This file provides a simple, real-life example of API testing using a Login API scenario. It is designed for QA testers to understand API testing concepts easily.
Endpoint: POST /api/login
Description: Login a user into the application using username and password.
Request Body: JSON format
{
"username": "testuser",
"password": "password123"
}Expected Responses:
- Success (200 OK):
{
"status": "success",
"message": "Login successful",
"token": "abc123xyz"
}- Failure (401 Unauthorized):
{
"status": "error",
"message": "Invalid username or password"
}-
Positive Test Case: Valid Login
- Send POST request with correct username and password.
- Validate status code is 200.
- Ensure response message is "Login successful".
- Verify token is present in the response.
-
Negative Test Case: Invalid Login
- Send POST request with incorrect username or password.
- Validate status code is 401.
- Ensure response message is "Invalid username or password".
-
Missing Fields
- Send POST request without username or password.
- Validate status code is 400 (Bad Request).
- Ensure proper error message is returned.
-
Boundary Testing
- Test extremely long username/password values.
- Validate API handles input limits and returns appropriate errors.
- Open Postman and create a new request.
- Select method
POSTand enter the API URL:https://example.com/api/login - In the Body tab, select raw → JSON and enter the request body.
- Click Send and verify the response.
- Repeat steps for positive and negative scenarios.
import io.restassured.RestAssured;
import static io.restassured.RestAssured.*;
import static org.hamcrest.Matchers.*;
public class LoginAPITestExample {
public static void main(String[] args) {
RestAssured.baseURI = "https://example.com";
// Positive Test
given()
.header("Content-Type", "application/json")
.body("{"username":"testuser", "password":"password123"}")
.when()
.post("/api/login")
.then()
.statusCode(200)
.body("message", equalTo("Login successful"));
// Negative Test
given()
.header("Content-Type", "application/json")
.body("{"username":"wronguser", "password":"wrongpass"}")
.when()
.post("/api/login")
.then()
.statusCode(401)
.body("message", equalTo("Invalid username or password"));
}
}- Always validate status code, response body, and headers.

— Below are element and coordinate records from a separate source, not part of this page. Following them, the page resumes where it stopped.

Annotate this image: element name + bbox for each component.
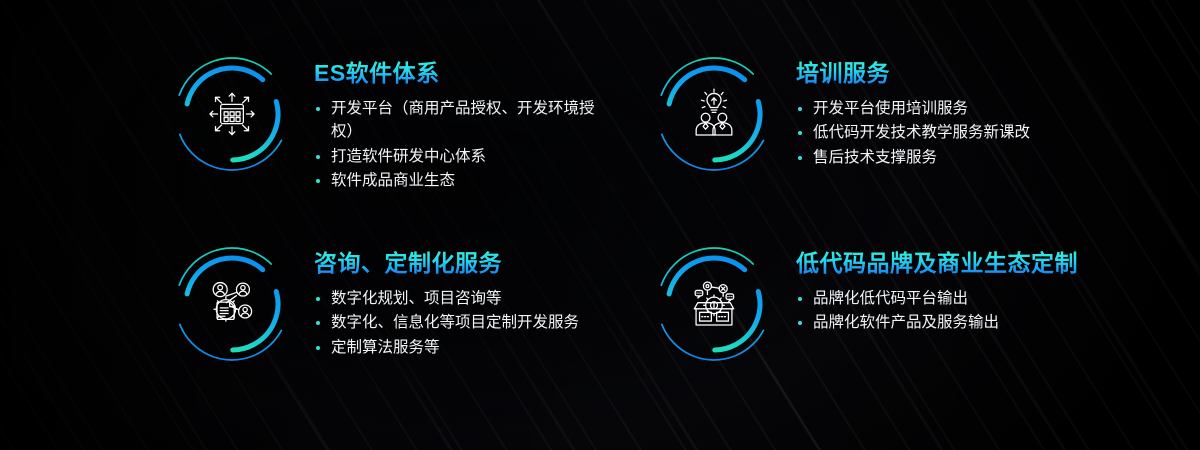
list-item: 软件成品商业生态 <box>314 169 599 193</box>
card-bullet-list: 开发平台使用培训服务 低代码开发技术教学服务新课改 售后技术支撑服务 <box>796 97 1170 170</box>
list-item: 售后技术支撑服务 <box>796 146 1170 170</box>
icon-ring-training-service <box>650 50 778 178</box>
icon-ring-lowcode-brand-ecosystem <box>650 240 778 368</box>
list-item: 开发平台使用培训服务 <box>796 97 1170 121</box>
card-body: 培训服务 开发平台使用培训服务 低代码开发技术教学服务新课改 售后技术支撑服务 <box>778 48 1170 170</box>
card-title: ES软件体系 <box>314 60 638 88</box>
lightbulb-people-icon <box>650 50 778 178</box>
feature-card-consulting-customization[interactable]: 咨询、定制化服务 数字化规划、项目咨询等 数字化、信息化等项目定制开发服务 定制… <box>168 238 638 368</box>
card-body: ES软件体系 开发平台（商用产品授权、开发环境授权） 打造软件研发中心体系 软件… <box>296 48 638 194</box>
storefront-gear-network-icon <box>650 240 778 368</box>
card-title: 低代码品牌及商业生态定制 <box>796 250 1190 278</box>
list-item: 品牌化低代码平台输出 <box>796 287 1173 311</box>
list-item: 数字化、信息化等项目定制开发服务 <box>314 311 599 335</box>
list-item: 品牌化软件产品及服务输出 <box>796 311 1173 335</box>
icon-ring-es-software-system <box>168 50 296 178</box>
card-bullet-list: 数字化规划、项目咨询等 数字化、信息化等项目定制开发服务 定制算法服务等 <box>314 287 638 360</box>
card-bullet-list: 品牌化低代码平台输出 品牌化软件产品及服务输出 <box>796 287 1190 335</box>
document-network-people-icon <box>168 240 296 368</box>
list-item: 定制算法服务等 <box>314 336 599 360</box>
feature-card-grid: ES软件体系 开发平台（商用产品授权、开发环境授权） 打造软件研发中心体系 软件… <box>0 0 1200 450</box>
card-body: 低代码品牌及商业生态定制 品牌化低代码平台输出 品牌化软件产品及服务输出 <box>778 238 1190 336</box>
card-bullet-list: 开发平台（商用产品授权、开发环境授权） 打造软件研发中心体系 软件成品商业生态 <box>314 97 638 193</box>
feature-card-training-service[interactable]: 培训服务 开发平台使用培训服务 低代码开发技术教学服务新课改 售后技术支撑服务 <box>650 48 1170 178</box>
slide-root: ES软件体系 开发平台（商用产品授权、开发环境授权） 打造软件研发中心体系 软件… <box>0 0 1200 450</box>
feature-card-lowcode-brand-ecosystem[interactable]: 低代码品牌及商业生态定制 品牌化低代码平台输出 品牌化软件产品及服务输出 <box>650 238 1190 368</box>
list-item: 数字化规划、项目咨询等 <box>314 287 599 311</box>
card-title: 咨询、定制化服务 <box>314 250 638 278</box>
list-item: 低代码开发技术教学服务新课改 <box>796 121 1170 145</box>
server-expand-icon <box>168 50 296 178</box>
list-item: 打造软件研发中心体系 <box>314 145 599 169</box>
card-body: 咨询、定制化服务 数字化规划、项目咨询等 数字化、信息化等项目定制开发服务 定制… <box>296 238 638 360</box>
list-item: 开发平台（商用产品授权、开发环境授权） <box>314 97 599 144</box>
feature-card-es-software-system[interactable]: ES软件体系 开发平台（商用产品授权、开发环境授权） 打造软件研发中心体系 软件… <box>168 48 638 194</box>
card-title: 培训服务 <box>796 60 1170 88</box>
icon-ring-consulting-customization <box>168 240 296 368</box>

- Include both positive and negative test scenarios.
- Automate tests for repetitive API calls using tools like Postman, RestAssured, or JMeter.
- Ensure error handling is tested for invalid inputs and missing data.
Imagine a mobile banking app:
- User logs in to check account balance.
- If API returns correct balance for valid credentials, test passes.
- If API returns incorrect data or fails for valid credentials, a bug is logged.
This simple example helps understand how API testing ensures backend reliability before UI integration.
- API testing is critical for verifying the backend functionality of applications.
- Both positive and negative scenarios must be validated.
- Tools like Postman and RestAssured make testing more efficient and automatable.
- Proper API testing ensures data accuracy, security, and application reliability before integrating with the UI.
- Always document test results and handle edge cases to avoid unexpected failures in production.